Dipping my toe into this stuff for, lets face it, a very short amount of time, has really made me realise what bloody hard work this stuff is! There is a world of difference between doing this stuff for yourself, and being paid to do it for someone else. It takes a lot more energy than you’d think, even for small stuff like writing a tweet in just the right way.

I think I enjoy talking about products, tools and companies that I genuinely am already passionate about – and Mailinator 100% fitted that category. This made things so much easier, because I didn’t have to fake authenticity.

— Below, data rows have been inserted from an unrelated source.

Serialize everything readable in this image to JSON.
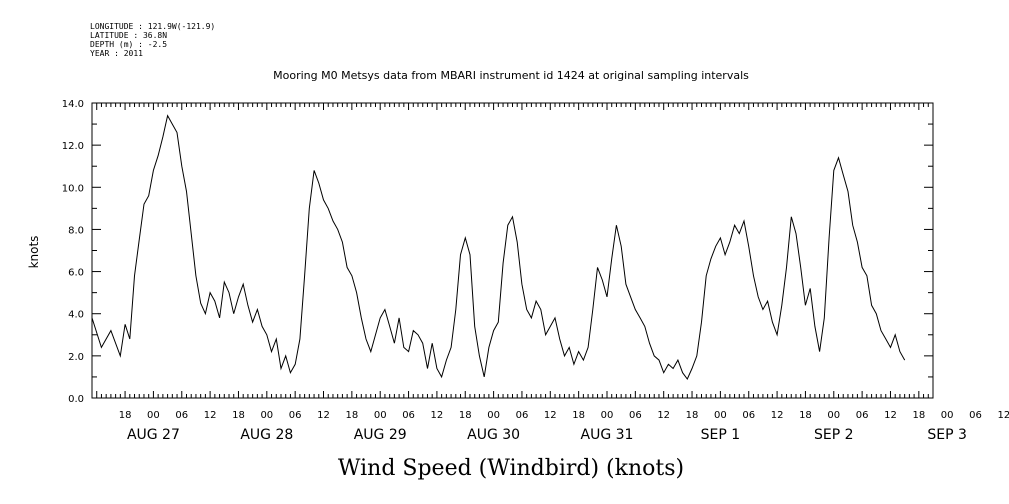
{
  "metadata": {
    "longitude": "LONGITUDE : 121.9W(-121.9)",
    "latitude": "LATITUDE : 36.8N",
    "depth": "DEPTH (m) : -2.5",
    "year": "YEAR : 2011"
  },
  "chart_data": {
    "type": "line",
    "title": "Mooring M0 Metsys data from MBARI instrument id 1424 at original sampling intervals",
    "xlabel": "Wind Speed (Windbird) (knots)",
    "ylabel": "knots",
    "ylim": [
      0,
      14
    ],
    "xlim_hours_from_aug26_00": [
      11,
      189
    ],
    "y_ticks": [
      "0.0",
      "2.0",
      "4.0",
      "6.0",
      "8.0",
      "10.0",
      "12.0",
      "14.0"
    ],
    "x_hour_labels": [
      {
        "hour": 18,
        "label": "18"
      },
      {
        "hour": 24,
        "label": "00"
      },
      {
        "hour": 30,
        "label": "06"
      },
      {
        "hour": 36,
        "label": "12"
      },
      {
        "hour": 42,
        "label": "18"
      },
      {
        "hour": 48,
        "label": "00"
      },
      {
        "hour": 54,
        "label": "06"
      },
      {
        "hour": 60,
        "label": "12"
      },
      {
        "hour": 66,
        "label": "18"
      },
      {
        "hour": 72,
        "label": "00"
      },
      {
        "hour": 78,
        "label": "06"
      },
      {
        "hour": 84,
        "label": "12"
      },
      {
        "hour": 90,
        "label": "18"
      },
      {
        "hour": 96,
        "label": "00"
      },
      {
        "hour": 102,
        "label": "06"
      },
      {
        "hour": 108,
        "label": "12"
      },
      {
        "hour": 114,
        "label": "18"
      },
      {
        "hour": 120,
        "label": "00"
      },
      {
        "hour": 126,
        "label": "06"
      },
      {
        "hour": 132,
        "label": "12"
      },
      {
        "hour": 138,
        "label": "18"
      },
      {
        "hour": 144,
        "label": "00"
      },
      {
        "hour": 150,
        "label": "06"
      },
      {
        "hour": 156,
        "label": "12"
      },
      {
        "hour": 162,
        "label": "18"
      },
      {
        "hour": 168,
        "label": "00"
      },
      {
        "hour": 174,
        "label": "06"
      },
      {
        "hour": 180,
        "label": "12"
      },
      {
        "hour": 186,
        "label": "18"
      },
      {
        "hour": 192,
        "label": "00"
      },
      {
        "hour": 198,
        "label": "06"
      },
      {
        "hour": 204,
        "label": "12"
      }
    ],
    "x_day_labels": [
      {
        "hour": 24,
        "label": "AUG 27"
      },
      {
        "hour": 48,
        "label": "AUG 28"
      },
      {
        "hour": 72,
        "label": "AUG 29"
      },
      {
        "hour": 96,
        "label": "AUG 30"
      },
      {
        "hour": 120,
        "label": "AUG 31"
      },
      {
        "hour": 144,
        "label": "SEP  1"
      },
      {
        "hour": 168,
        "label": "SEP  2"
      },
      {
        "hour": 192,
        "label": "SEP  3"
      }
    ],
    "series": [
      {
        "points": [
          [
            11,
            3.8
          ],
          [
            13,
            2.4
          ],
          [
            15,
            3.2
          ],
          [
            17,
            2.0
          ],
          [
            18,
            3.5
          ],
          [
            19,
            2.8
          ],
          [
            20,
            5.8
          ],
          [
            21,
            7.5
          ],
          [
            22,
            9.2
          ],
          [
            23,
            9.6
          ],
          [
            24,
            10.8
          ],
          [
            25,
            11.5
          ],
          [
            26,
            12.4
          ],
          [
            27,
            13.4
          ],
          [
            28,
            13.0
          ],
          [
            29,
            12.6
          ],
          [
            30,
            11.0
          ],
          [
            31,
            9.8
          ],
          [
            32,
            7.8
          ],
          [
            33,
            5.8
          ],
          [
            34,
            4.5
          ],
          [
            35,
            4.0
          ],
          [
            36,
            5.0
          ],
          [
            37,
            4.6
          ],
          [
            38,
            3.8
          ],
          [
            39,
            5.5
          ],
          [
            40,
            5.0
          ],
          [
            41,
            4.0
          ],
          [
            42,
            4.8
          ],
          [
            43,
            5.4
          ],
          [
            44,
            4.4
          ],
          [
            45,
            3.6
          ],
          [
            46,
            4.2
          ],
          [
            47,
            3.4
          ],
          [
            48,
            3.0
          ],
          [
            49,
            2.2
          ],
          [
            50,
            2.8
          ],
          [
            51,
            1.4
          ],
          [
            52,
            2.0
          ],
          [
            53,
            1.2
          ],
          [
            54,
            1.6
          ],
          [
            55,
            2.8
          ],
          [
            56,
            5.8
          ],
          [
            57,
            9.0
          ],
          [
            58,
            10.8
          ],
          [
            59,
            10.2
          ],
          [
            60,
            9.4
          ],
          [
            61,
            9.0
          ],
          [
            62,
            8.4
          ],
          [
            63,
            8.0
          ],
          [
            64,
            7.4
          ],
          [
            65,
            6.2
          ],
          [
            66,
            5.8
          ],
          [
            67,
            5.0
          ],
          [
            68,
            3.8
          ],
          [
            69,
            2.8
          ],
          [
            70,
            2.2
          ],
          [
            71,
            3.0
          ],
          [
            72,
            3.8
          ],
          [
            73,
            4.2
          ],
          [
            74,
            3.4
          ],
          [
            75,
            2.6
          ],
          [
            76,
            3.8
          ],
          [
            77,
            2.4
          ],
          [
            78,
            2.2
          ],
          [
            79,
            3.2
          ],
          [
            80,
            3.0
          ],
          [
            81,
            2.6
          ],
          [
            82,
            1.4
          ],
          [
            83,
            2.6
          ],
          [
            84,
            1.4
          ],
          [
            85,
            1.0
          ],
          [
            86,
            1.8
          ],
          [
            87,
            2.4
          ],
          [
            88,
            4.2
          ],
          [
            89,
            6.8
          ],
          [
            90,
            7.6
          ],
          [
            91,
            6.8
          ],
          [
            92,
            3.4
          ],
          [
            93,
            2.0
          ],
          [
            94,
            1.0
          ],
          [
            95,
            2.4
          ],
          [
            96,
            3.2
          ],
          [
            97,
            3.6
          ],
          [
            98,
            6.4
          ],
          [
            99,
            8.2
          ],
          [
            100,
            8.6
          ],
          [
            101,
            7.4
          ],
          [
            102,
            5.4
          ],
          [
            103,
            4.2
          ],
          [
            104,
            3.8
          ],
          [
            105,
            4.6
          ],
          [
            106,
            4.2
          ],
          [
            107,
            3.0
          ],
          [
            108,
            3.4
          ],
          [
            109,
            3.8
          ],
          [
            110,
            2.8
          ],
          [
            111,
            2.0
          ],
          [
            112,
            2.4
          ],
          [
            113,
            1.6
          ],
          [
            114,
            2.2
          ],
          [
            115,
            1.8
          ],
          [
            116,
            2.4
          ],
          [
            117,
            4.2
          ],
          [
            118,
            6.2
          ],
          [
            119,
            5.6
          ],
          [
            120,
            4.8
          ],
          [
            121,
            6.6
          ],
          [
            122,
            8.2
          ],
          [
            123,
            7.2
          ],
          [
            124,
            5.4
          ],
          [
            125,
            4.8
          ],
          [
            126,
            4.2
          ],
          [
            127,
            3.8
          ],
          [
            128,
            3.4
          ],
          [
            129,
            2.6
          ],
          [
            130,
            2.0
          ],
          [
            131,
            1.8
          ],
          [
            132,
            1.2
          ],
          [
            133,
            1.6
          ],
          [
            134,
            1.4
          ],
          [
            135,
            1.8
          ],
          [
            136,
            1.2
          ],
          [
            137,
            0.9
          ],
          [
            138,
            1.4
          ],
          [
            139,
            2.0
          ],
          [
            140,
            3.6
          ],
          [
            141,
            5.8
          ],
          [
            142,
            6.6
          ],
          [
            143,
            7.2
          ],
          [
            144,
            7.6
          ],
          [
            145,
            6.8
          ],
          [
            146,
            7.4
          ],
          [
            147,
            8.2
          ],
          [
            148,
            7.8
          ],
          [
            149,
            8.4
          ],
          [
            150,
            7.2
          ],
          [
            151,
            5.8
          ],
          [
            152,
            4.8
          ],
          [
            153,
            4.2
          ],
          [
            154,
            4.6
          ],
          [
            155,
            3.6
          ],
          [
            156,
            3.0
          ],
          [
            157,
            4.4
          ],
          [
            158,
            6.2
          ],
          [
            159,
            8.6
          ],
          [
            160,
            7.8
          ],
          [
            161,
            6.2
          ],
          [
            162,
            4.4
          ],
          [
            163,
            5.2
          ],
          [
            164,
            3.4
          ],
          [
            165,
            2.2
          ],
          [
            166,
            3.8
          ],
          [
            167,
            7.6
          ],
          [
            168,
            10.8
          ],
          [
            169,
            11.4
          ],
          [
            170,
            10.6
          ],
          [
            171,
            9.8
          ],
          [
            172,
            8.2
          ],
          [
            173,
            7.4
          ],
          [
            174,
            6.2
          ],
          [
            175,
            5.8
          ],
          [
            176,
            4.4
          ],
          [
            177,
            4.0
          ],
          [
            178,
            3.2
          ],
          [
            179,
            2.8
          ],
          [
            180,
            2.4
          ],
          [
            181,
            3.0
          ],
          [
            182,
            2.2
          ],
          [
            183,
            1.8
          ]
        ]
      }
    ]
  }
}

Would I recommend it? I think perhaps as a side hustle its a fun thing to do. And I’ve met some mega people that I’ll definitely be staying in touch with and hopefully will help out in future. I hope for myself and other testers, I have done a good job at persuading the Mailinator team of the importance of decent swag. But it absolutely made me realise that I missed testing too much, and after working in QA for 15 years, that’s definitely where I want to be. I’m so lucky I had the chance to try this out, and am so grateful to the incredible team at Mailinator for helping make it such a blast.

I start my next adventure tomorrow, with Ada Health, as a Senior Quality Engineer.

LinkedIn Post announcing I am starting a new position

I’m all about the stories, so if you’re reading this because this type of thing is something you’re considering, please get in touch via the contact form or LinkedIn and tell me your tale!

I’m now going to publish this post with no review, second opinion or Yoast. So its back to mediocre blog posts I’m afraid folks, but I think for me, that’s exactly how I like it 😉.